# Neural Networks

Adding hidden layers to the neural network causes the objective function to become non-convex. Further more, since the activations of the hidden layers are unobserved, we do not know what the function itself is!

## Backpropogation Algorithm

This algorithm uses the *chain rule* and *memoization* for differentiating output layers wrt the internal layers.

Consider a network with one hidden layer with two neurons, whose activation functions are represented by $g_1$ and $g_2$, and an output layer with activation $f$. For inputs $x,y,z,w$ the output could be:

\[output = f(w^2_1g_1(w^1_1x+w^1_2y)+w^2_2g_2(w^1_3z+w^1_4w))\]The derivative wrt $w^1_1$ can now be written as follows using the chain rule.

\[\frac{\partial o}{\partial w^1_1} = \frac{\partial f}{\partial w^1_1} = \frac{\partial f}{\partial g_1}\frac{\partial g_1}{\partial w^1_1}\]This is where memoization kicks in, we could store the values of these partial derivatives for use later speeding up the computations.

We memoize partial derivatives, products and sums of products.

### Notation

The output layer is denoted as the $L$’th layer, and the hidden layers behind it are $l$’th, $l-1$’th and so on. (right to left)

$\sigma^l_i$ is the $i$’th neuron in the $l$’th hidden layer.

$w^l_{ij}$ is the weight connecting the $i$’th neuron in the $(l-1)$’th layer and $j$’th neuron in the $l$’th layer. (zero indexing)

$\text{sum}^l_i$ is the input argument to $\sigma^l_i$, given by $\sum_t w^l_{ti} \sigma_t^{l-1}$.

Therefore, the L2 regularized objective function to be minimized is:

\[\begin{align} E(w) &= -\frac{1}{m}\left[ \sum_i \sum_k y_k^{(i)}\log\sigma^L_k(x^{(i)}) + (1-y_k^{(i)})\log(1-\sigma^L_k(x^{(i)}))\right] \\ &+ \frac{\lambda}{2m}\sum_l\sum_i\sum_j (w^l_{ij})^2 \\ \end{align}\]That is, the objective function only looks at the output layer, but the regularization parameter penalizes ALL weights!

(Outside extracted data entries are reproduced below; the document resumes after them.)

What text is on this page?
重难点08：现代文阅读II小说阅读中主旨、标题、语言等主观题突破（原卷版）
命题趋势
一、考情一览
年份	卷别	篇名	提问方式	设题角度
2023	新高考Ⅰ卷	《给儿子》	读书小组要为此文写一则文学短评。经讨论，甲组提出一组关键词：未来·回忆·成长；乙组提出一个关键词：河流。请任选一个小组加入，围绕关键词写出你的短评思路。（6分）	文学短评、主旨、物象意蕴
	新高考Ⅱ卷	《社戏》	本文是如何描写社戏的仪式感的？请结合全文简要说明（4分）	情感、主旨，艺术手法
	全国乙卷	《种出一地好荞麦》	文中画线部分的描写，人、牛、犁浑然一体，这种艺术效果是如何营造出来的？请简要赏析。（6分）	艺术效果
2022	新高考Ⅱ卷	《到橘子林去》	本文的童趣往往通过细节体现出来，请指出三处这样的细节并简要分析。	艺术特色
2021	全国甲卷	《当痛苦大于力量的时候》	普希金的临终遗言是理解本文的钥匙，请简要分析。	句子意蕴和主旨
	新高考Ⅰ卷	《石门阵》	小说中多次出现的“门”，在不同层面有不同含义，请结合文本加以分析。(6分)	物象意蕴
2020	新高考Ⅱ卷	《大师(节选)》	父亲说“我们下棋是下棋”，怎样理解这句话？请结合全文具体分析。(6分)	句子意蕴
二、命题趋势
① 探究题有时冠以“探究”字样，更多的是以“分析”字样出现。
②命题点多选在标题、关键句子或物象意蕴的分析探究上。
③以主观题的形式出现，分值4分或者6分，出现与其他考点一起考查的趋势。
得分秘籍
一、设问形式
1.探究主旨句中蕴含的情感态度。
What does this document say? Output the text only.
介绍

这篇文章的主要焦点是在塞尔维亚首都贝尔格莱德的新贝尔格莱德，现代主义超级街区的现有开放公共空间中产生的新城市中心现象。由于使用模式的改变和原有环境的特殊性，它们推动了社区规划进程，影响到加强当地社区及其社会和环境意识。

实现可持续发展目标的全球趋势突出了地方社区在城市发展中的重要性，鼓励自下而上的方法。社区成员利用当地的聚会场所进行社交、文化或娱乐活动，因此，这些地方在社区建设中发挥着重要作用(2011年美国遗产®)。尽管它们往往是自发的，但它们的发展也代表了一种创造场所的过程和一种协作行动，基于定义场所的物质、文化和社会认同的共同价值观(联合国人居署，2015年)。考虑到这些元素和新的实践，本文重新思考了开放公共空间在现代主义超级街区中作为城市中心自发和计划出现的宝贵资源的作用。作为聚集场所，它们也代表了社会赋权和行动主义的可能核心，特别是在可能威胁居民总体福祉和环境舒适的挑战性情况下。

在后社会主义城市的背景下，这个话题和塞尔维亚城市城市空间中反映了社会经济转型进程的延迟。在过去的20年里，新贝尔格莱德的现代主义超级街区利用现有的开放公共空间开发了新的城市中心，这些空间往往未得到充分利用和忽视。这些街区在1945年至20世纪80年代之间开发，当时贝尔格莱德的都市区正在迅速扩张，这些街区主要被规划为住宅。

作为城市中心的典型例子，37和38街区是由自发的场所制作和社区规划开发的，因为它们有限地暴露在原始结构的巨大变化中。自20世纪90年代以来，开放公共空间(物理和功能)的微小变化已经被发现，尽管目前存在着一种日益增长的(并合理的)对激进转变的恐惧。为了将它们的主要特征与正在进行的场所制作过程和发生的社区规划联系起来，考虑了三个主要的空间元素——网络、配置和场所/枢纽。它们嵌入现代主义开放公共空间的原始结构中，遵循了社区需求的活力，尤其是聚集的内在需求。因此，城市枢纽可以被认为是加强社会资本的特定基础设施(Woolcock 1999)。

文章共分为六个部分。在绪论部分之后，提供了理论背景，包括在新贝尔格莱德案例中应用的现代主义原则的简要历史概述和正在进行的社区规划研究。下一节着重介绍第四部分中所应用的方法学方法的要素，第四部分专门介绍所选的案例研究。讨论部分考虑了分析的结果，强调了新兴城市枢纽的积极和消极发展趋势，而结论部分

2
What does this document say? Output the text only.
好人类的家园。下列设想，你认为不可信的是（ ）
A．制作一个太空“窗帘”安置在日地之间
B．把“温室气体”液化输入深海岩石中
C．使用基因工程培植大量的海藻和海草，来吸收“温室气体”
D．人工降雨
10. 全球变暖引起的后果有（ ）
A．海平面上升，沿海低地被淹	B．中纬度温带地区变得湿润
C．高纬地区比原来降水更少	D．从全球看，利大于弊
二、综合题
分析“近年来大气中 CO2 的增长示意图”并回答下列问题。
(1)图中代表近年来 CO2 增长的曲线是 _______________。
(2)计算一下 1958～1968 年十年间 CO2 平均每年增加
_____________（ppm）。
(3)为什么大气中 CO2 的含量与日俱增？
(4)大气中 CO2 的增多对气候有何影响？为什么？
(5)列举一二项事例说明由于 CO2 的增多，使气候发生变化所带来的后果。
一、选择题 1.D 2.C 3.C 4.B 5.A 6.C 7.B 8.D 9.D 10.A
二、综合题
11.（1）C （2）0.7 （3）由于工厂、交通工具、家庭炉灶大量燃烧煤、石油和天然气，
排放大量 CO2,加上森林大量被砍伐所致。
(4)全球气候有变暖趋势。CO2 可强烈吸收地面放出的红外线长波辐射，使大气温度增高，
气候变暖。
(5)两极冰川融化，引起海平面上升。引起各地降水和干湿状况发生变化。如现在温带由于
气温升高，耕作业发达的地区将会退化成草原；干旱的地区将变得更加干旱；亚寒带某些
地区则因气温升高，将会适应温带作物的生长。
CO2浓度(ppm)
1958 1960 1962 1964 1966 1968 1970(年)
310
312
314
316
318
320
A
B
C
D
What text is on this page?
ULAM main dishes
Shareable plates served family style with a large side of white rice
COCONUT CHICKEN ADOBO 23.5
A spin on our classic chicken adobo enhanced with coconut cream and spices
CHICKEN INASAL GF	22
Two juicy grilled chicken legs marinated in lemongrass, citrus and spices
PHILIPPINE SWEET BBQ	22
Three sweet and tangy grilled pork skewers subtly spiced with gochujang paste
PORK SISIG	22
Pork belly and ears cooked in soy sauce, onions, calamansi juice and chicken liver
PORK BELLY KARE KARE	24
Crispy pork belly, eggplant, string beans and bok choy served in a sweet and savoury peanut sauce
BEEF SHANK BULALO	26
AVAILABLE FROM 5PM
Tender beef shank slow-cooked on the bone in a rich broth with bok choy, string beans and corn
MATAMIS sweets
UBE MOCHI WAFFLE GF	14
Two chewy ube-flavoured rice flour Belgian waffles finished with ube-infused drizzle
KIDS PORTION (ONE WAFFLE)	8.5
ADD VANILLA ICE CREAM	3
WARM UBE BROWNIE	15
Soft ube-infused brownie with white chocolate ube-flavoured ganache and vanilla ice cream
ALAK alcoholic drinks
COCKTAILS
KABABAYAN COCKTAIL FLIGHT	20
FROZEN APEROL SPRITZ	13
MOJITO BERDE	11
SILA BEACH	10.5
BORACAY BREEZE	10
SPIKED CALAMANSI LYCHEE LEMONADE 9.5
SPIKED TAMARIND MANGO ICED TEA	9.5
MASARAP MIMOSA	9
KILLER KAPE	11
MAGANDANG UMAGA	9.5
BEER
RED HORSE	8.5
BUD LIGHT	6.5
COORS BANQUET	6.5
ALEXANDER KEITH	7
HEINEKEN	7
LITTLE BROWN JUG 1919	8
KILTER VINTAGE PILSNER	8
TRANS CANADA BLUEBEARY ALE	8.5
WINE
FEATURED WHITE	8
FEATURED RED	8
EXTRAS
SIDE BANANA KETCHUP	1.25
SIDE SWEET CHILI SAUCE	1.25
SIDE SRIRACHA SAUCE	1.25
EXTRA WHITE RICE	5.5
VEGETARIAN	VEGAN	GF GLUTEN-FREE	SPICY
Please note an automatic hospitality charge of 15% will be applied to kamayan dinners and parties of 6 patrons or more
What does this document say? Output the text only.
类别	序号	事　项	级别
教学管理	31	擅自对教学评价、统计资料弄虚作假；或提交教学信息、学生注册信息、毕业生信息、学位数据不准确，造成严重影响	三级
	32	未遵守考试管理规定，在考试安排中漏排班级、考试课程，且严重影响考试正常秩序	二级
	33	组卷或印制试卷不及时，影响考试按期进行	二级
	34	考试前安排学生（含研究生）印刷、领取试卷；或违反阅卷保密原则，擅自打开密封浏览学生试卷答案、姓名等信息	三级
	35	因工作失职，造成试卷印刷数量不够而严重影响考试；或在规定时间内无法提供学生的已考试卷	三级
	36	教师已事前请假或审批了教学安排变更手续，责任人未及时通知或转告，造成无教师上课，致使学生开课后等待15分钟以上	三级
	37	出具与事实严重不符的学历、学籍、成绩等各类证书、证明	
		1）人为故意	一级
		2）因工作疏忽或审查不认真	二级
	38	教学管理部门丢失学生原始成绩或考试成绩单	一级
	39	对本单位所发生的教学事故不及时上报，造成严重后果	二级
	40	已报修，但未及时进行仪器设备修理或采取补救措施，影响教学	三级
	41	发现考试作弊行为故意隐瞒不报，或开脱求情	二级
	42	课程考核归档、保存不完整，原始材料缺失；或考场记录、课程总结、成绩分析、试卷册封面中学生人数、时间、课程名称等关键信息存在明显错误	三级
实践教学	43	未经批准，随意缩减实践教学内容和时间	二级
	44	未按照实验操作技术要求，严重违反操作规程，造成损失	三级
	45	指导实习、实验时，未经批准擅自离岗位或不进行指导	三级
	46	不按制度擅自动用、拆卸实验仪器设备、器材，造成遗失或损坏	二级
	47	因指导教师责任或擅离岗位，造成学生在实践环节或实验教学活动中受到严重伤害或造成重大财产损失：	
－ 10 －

### Equations for backpropogation

\[\frac{\partial E}{\partial w^l_{ij}} = \frac{\partial E}{\partial \sigma_j^l}\frac{\partial \sigma_j^l}{\partial \text{sum}^l_j}\frac{\partial \text{sum}^l_j}{\partial w^l_{ij}}\]The values of each individual partial derivative have been given below.

\[\begin{align} \frac{\partial E}{\partial \sigma_j^l} &= \sum_p \frac{\partial E}{\partial \sigma_p^{l+1}}\frac{\partial \sigma_p^{l+1}}{\partial sum_p^{l+1}}\frac{\partial sum_p^{l+1}}{\partial \sigma^l_{ij}} \\ \frac{\partial \sigma_j^l}{\partial \text{sum}^l_j} &= \text{(just differentiate the activation function)} \\ \frac{\partial \text{sum}^l_j}{\partial w^l_{ij}} &= \sigma_i^{l-1} \\ \end{align}\]Note that the rhs of the first equation would have already been stored in the previous iteration of the algorithm.